At the beginning of the 20th century the village could boast a reading room, an agricultural association, a fire brigade, as well as 18 craftsman workshops. In 1914, a part of the village neighboring with Sieklówka was burnt down by the retreating Austrian troops.
During the German occupation, the estate of the Dzianott family constituted an important link in the chain of the resistance movement with the headquarters of National Army in Frysztak.
The first historical mention about a parish in Lubla comes from 1277.No doubts that the parish had existed long time before, but unfortunately it is difficult to prove because of the lack of any documents of that time.

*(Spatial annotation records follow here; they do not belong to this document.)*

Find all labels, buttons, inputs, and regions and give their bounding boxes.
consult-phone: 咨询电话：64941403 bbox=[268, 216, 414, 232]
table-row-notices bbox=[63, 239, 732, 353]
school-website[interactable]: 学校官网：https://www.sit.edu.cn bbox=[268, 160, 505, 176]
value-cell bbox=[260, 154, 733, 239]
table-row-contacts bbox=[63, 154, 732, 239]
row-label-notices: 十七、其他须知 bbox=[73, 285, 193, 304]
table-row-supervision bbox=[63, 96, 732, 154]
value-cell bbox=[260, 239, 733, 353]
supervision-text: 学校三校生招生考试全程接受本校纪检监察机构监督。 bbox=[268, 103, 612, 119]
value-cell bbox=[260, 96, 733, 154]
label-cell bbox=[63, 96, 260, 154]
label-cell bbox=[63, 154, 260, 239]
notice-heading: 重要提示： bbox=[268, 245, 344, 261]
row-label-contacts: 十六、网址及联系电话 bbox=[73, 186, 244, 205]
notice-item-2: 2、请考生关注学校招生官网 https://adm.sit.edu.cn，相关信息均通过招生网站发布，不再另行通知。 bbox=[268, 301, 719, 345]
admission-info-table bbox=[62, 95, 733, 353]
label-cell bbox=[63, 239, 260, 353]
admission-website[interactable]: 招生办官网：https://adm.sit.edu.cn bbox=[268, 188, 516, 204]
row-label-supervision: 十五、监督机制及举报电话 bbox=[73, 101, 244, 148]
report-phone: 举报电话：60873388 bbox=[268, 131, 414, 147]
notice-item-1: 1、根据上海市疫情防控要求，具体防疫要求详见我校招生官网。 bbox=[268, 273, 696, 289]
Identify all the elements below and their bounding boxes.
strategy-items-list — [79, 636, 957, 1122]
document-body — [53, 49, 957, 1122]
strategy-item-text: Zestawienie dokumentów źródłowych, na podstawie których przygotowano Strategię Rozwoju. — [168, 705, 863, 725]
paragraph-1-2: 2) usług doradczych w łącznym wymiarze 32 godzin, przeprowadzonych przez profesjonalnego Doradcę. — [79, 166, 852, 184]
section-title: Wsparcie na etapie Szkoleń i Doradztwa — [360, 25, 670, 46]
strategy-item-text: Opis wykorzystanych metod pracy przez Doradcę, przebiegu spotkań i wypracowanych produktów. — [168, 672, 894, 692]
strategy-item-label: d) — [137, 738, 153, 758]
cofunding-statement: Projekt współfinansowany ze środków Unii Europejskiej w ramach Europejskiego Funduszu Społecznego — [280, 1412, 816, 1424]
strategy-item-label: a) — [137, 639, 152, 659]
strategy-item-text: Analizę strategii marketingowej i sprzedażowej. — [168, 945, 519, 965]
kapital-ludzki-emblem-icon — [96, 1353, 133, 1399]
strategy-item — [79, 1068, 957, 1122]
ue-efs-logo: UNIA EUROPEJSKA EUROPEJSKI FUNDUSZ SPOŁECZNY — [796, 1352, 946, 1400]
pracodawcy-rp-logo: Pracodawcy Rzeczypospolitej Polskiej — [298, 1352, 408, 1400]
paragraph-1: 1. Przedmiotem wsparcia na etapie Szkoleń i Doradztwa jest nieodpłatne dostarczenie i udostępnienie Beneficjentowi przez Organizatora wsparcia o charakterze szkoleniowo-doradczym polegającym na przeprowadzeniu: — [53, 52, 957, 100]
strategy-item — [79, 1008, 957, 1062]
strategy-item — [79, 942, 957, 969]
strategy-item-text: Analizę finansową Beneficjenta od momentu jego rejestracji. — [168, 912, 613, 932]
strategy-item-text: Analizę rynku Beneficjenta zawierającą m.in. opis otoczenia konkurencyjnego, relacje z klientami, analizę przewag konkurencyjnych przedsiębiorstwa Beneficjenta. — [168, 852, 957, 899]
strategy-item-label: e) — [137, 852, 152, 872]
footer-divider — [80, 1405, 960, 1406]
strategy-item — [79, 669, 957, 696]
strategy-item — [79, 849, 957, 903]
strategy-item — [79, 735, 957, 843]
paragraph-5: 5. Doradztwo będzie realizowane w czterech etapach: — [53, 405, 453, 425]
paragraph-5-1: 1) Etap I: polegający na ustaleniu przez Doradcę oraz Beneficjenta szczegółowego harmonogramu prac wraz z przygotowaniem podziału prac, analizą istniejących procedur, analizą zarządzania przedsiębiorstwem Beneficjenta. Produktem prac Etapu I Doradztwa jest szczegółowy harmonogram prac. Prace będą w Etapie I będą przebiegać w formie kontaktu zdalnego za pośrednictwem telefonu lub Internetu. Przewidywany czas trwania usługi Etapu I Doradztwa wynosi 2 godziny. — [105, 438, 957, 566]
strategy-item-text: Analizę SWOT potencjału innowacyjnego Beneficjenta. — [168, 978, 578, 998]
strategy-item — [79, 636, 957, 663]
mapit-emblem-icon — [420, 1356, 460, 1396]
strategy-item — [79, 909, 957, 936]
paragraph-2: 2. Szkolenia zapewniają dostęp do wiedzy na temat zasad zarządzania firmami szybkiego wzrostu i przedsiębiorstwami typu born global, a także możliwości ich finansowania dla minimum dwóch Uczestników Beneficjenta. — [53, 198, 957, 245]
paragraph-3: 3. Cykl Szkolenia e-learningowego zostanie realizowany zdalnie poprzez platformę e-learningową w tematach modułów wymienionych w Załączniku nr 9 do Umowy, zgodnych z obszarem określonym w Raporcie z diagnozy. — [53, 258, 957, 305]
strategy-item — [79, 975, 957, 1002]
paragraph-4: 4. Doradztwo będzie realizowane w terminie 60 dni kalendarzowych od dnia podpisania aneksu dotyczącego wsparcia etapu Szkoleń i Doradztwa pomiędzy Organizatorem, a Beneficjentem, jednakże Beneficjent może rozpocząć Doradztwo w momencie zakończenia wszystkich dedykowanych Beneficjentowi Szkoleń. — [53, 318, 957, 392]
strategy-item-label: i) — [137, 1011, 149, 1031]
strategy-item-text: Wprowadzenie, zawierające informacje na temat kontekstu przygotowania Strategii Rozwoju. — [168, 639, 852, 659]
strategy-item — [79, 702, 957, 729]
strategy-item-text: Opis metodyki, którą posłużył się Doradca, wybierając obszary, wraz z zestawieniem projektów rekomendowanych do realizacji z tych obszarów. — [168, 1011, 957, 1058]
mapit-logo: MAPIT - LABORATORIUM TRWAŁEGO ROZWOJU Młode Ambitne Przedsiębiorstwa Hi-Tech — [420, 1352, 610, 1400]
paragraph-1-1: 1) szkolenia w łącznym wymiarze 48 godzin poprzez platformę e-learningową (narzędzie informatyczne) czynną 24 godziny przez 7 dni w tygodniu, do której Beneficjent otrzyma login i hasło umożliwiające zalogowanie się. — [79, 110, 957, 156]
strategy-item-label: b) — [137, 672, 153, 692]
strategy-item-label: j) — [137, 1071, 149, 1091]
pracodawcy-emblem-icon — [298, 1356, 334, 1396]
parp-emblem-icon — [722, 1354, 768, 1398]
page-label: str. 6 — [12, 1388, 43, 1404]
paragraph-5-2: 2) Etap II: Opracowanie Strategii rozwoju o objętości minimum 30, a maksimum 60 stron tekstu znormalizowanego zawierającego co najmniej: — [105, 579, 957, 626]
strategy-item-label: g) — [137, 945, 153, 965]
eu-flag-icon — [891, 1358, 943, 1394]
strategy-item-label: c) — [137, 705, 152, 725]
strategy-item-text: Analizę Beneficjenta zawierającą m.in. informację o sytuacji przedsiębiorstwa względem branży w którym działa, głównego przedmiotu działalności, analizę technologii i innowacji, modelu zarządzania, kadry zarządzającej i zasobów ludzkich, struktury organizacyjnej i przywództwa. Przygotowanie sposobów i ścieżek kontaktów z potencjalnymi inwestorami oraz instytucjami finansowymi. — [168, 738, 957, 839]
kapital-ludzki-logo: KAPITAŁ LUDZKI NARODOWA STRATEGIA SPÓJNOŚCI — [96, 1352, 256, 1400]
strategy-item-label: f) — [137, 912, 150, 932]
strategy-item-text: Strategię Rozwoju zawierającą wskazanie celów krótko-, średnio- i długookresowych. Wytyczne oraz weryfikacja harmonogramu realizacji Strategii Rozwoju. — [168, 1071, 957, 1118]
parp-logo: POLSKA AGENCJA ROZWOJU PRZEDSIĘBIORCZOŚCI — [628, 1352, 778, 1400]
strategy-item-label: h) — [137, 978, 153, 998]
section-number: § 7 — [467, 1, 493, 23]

In Lubla one may marvel St. Nicolas church, which is one of the most beautiful late Gothic wooden churches in the Sub-Carpathian region, founded around the middle of the 15th century by Mikołaj Grot, abbot of the Cistercian monastery. In 1793, a belfry tower was added to the main silhouette of the church, which tower was destroyed during the wartime battles in August 1944. The belfry and the fence were reconstructed in 1995 thanked to the priest Franciszek Podolski. The church has undergone repair work several times - in 1778, 1838, 1862, 1922, as well as after the Second World War .Preservation repair work has being done since 2003 ,organized by the parish priest Julian Bartnik. Thanks to his enthusiasm the original look of the temple is being retrieved.
The church has a main late-Baroque and lateral altars from the beginning of the 18th century. Of particular interest is their valuable paintings: the Gothic image Misericordia Domini on the altar on the left, from the middle of the 15th century, the two late Gothic paintings on the main altar, depicting the Mother of God with the Child as the Queen Of Angels and the patron saint of the church, St. Nicolas, as well as the pictures of St. Ann with Mary and the Child, and St. Joachim on the altar on the right.
In the left-band altar there is a late-Baroque antependium depicting Christ being crowned with the thorns and the death of St. Stanislaw parish priest. A Baroque cross from the 2nd half of the 17th century and rococo angel-shaped chandeliers are placed on the rainbow crossbeam. The rococo pulpit from 1778 is also of special importance ,it is rich in sculpture embellishments, and the confessional from the later half of the 18th century. On the southern wall of the belfry tower there is a head of Christ, which commemorates a miraculous event - during the shelling of Lubla in January 1945, an explosion destroyed the crucifix, but the head of the Crucified flew off intact and got stuck in the wooden wall.
The most precious sculpture that may be seen in the church is the 18th century statue of Our Lady, showing evident influences of the Italian Baroque art.
In the belfry tower, next to the church, there is a Gothic bell dating back to the end of the 15th century.
There are four more objects in Lubla from so- called small sacral architecture ,that also deserve our attention. The chapel of 19 century of Bukowy Forest settlement is one of them. The next one is the small folk chapel of the middle of 19 century ,which has neo- gothic features and is situated on the right side of the cross of the road Jasło-Frysztak and the road to the church. The chapel in Sośnica settlement, on the border with Niepla, and the wooden chaple by the Jasło-Frysztak road in tne south part of the village are also the places of great attention.
From the point of view of wooden church, rich history and its beautiful site, Lubla is the place which worth visiting and staying longer. It will be a great opportunity to get to know the life of the village and the parish ,which are the oldest in Sub-Carpathian region.